After the defeat, however, he did not lay down his arms. He left for Warsaw and, together with a group of friends, founded one of the first underground organizations, the Polish Secret Army. Major Jan Wlodarkiewicz became its commander, while the main character of this sketch took the position of chief of staff, assuming the pseudonym „Witold”. It was an organization that consisted mainly of soldiers and civilians who were close to Christian ideas. It is therefore not surprising that TAP activists, or at least its founders, took the oath of office at the hands of the legendary Polish priest Father Jan Zieja.

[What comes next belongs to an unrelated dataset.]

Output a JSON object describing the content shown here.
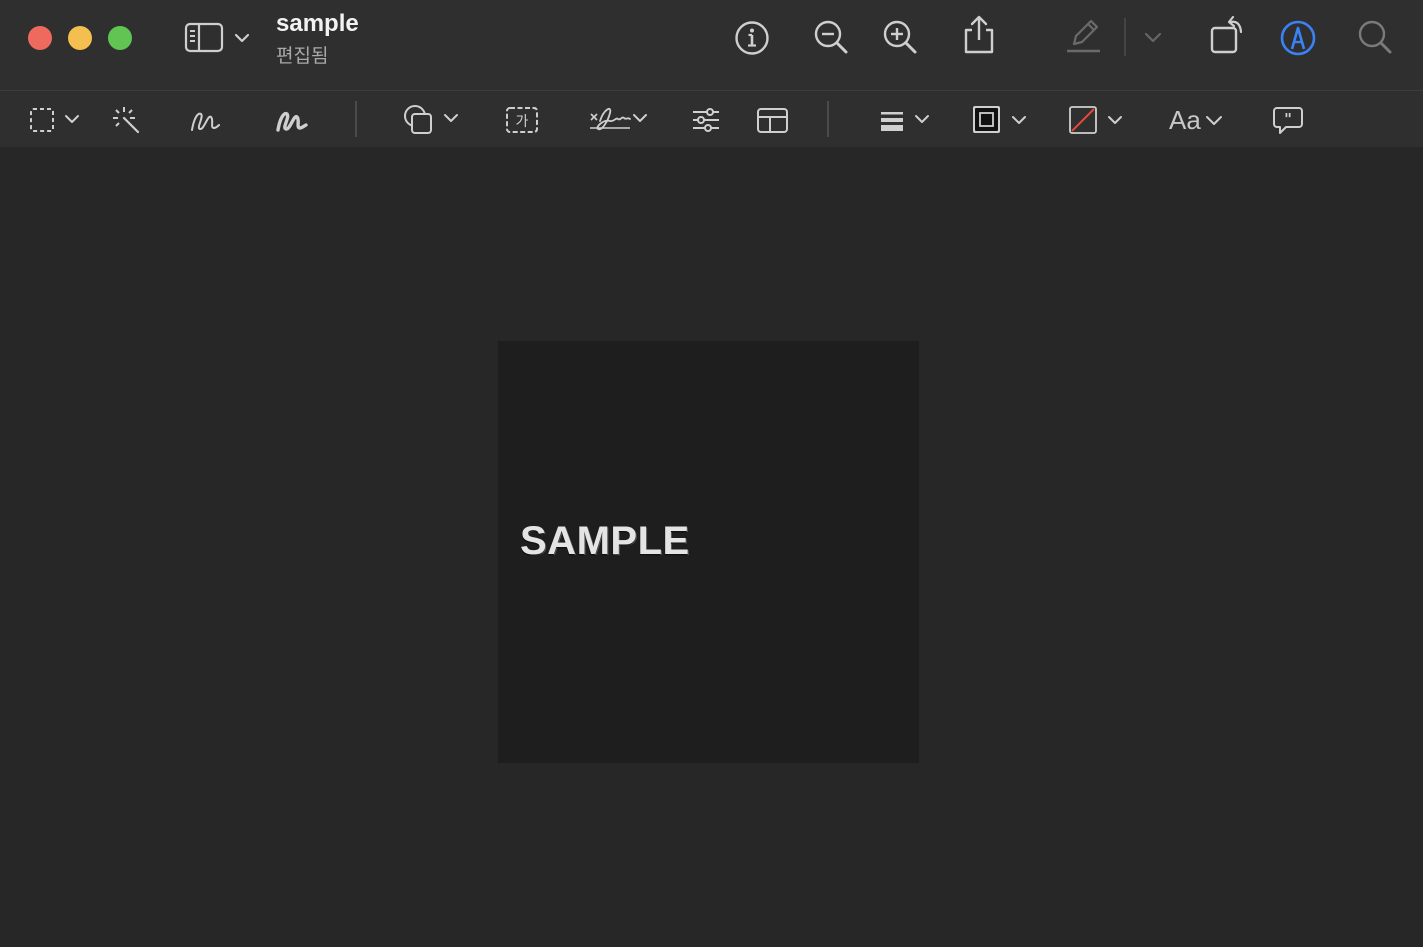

In mid-1940, several TAP members from the organization’s top leadership were detained by the Germans. After conducting an interview, it turned out that these people had been deported to Auschwitz concentration camp, which was located in the military barracks located in what is now Oswiecim. At the time, no one imagined that the site would become a symbol of German crimes during World War II. Initially, Auschwitz was one of many concentration camps that Nazi Germany had already established since the 1930s.
Auschwitz began operating on June 14, 1940, the day the first detainees arrived from the Tarnów prison. This group included, for example, Tadeusz „Teddy” Pietrzykowski – a pre-war Polish boxer who also had to fight for his life with his fists while in KL Auchwitz.
In August 1940, i.e. at the time of the arrests of several of Pilecki’s comrades, Wlodarkiewicz organized a meeting at which the decision was made that „Witold,” then holding the military rank of second lieutenant, would be sent to Auchwitz.
His most important tasks were to check the possibility of freeing the prisoners held there and to organize an intelligence network. Thus, many historical studies reproduce the erroneous information that the initiator of the above-described operation, i.e. getting to Auschwitz, was Pilecki himself.
The second lieutenant was forced to do so, perhaps by order or perhaps by pressure, by his commander, namely Jan Wlodarkiewicz. The latter was even said to have told Pilecki: „Well, an honor has befallen you, your name I mentioned to „Grot” [Gen. Stefan Rowecki] as the only officer who will do this [perform the task in Auschwitz].” Some researchers, however, believe that „Witold’s” dispatch outside of Warsaw may have been caused by the TAP commandant’s reluctance to discuss the talks Pilecki had undertaken with representatives of Poland’s most important and largest underground organization, the Union for Armed Struggle, which concerned the merger of the two organizations. The incident escalated into a dispute, which Pilecki recalled in his postwar report.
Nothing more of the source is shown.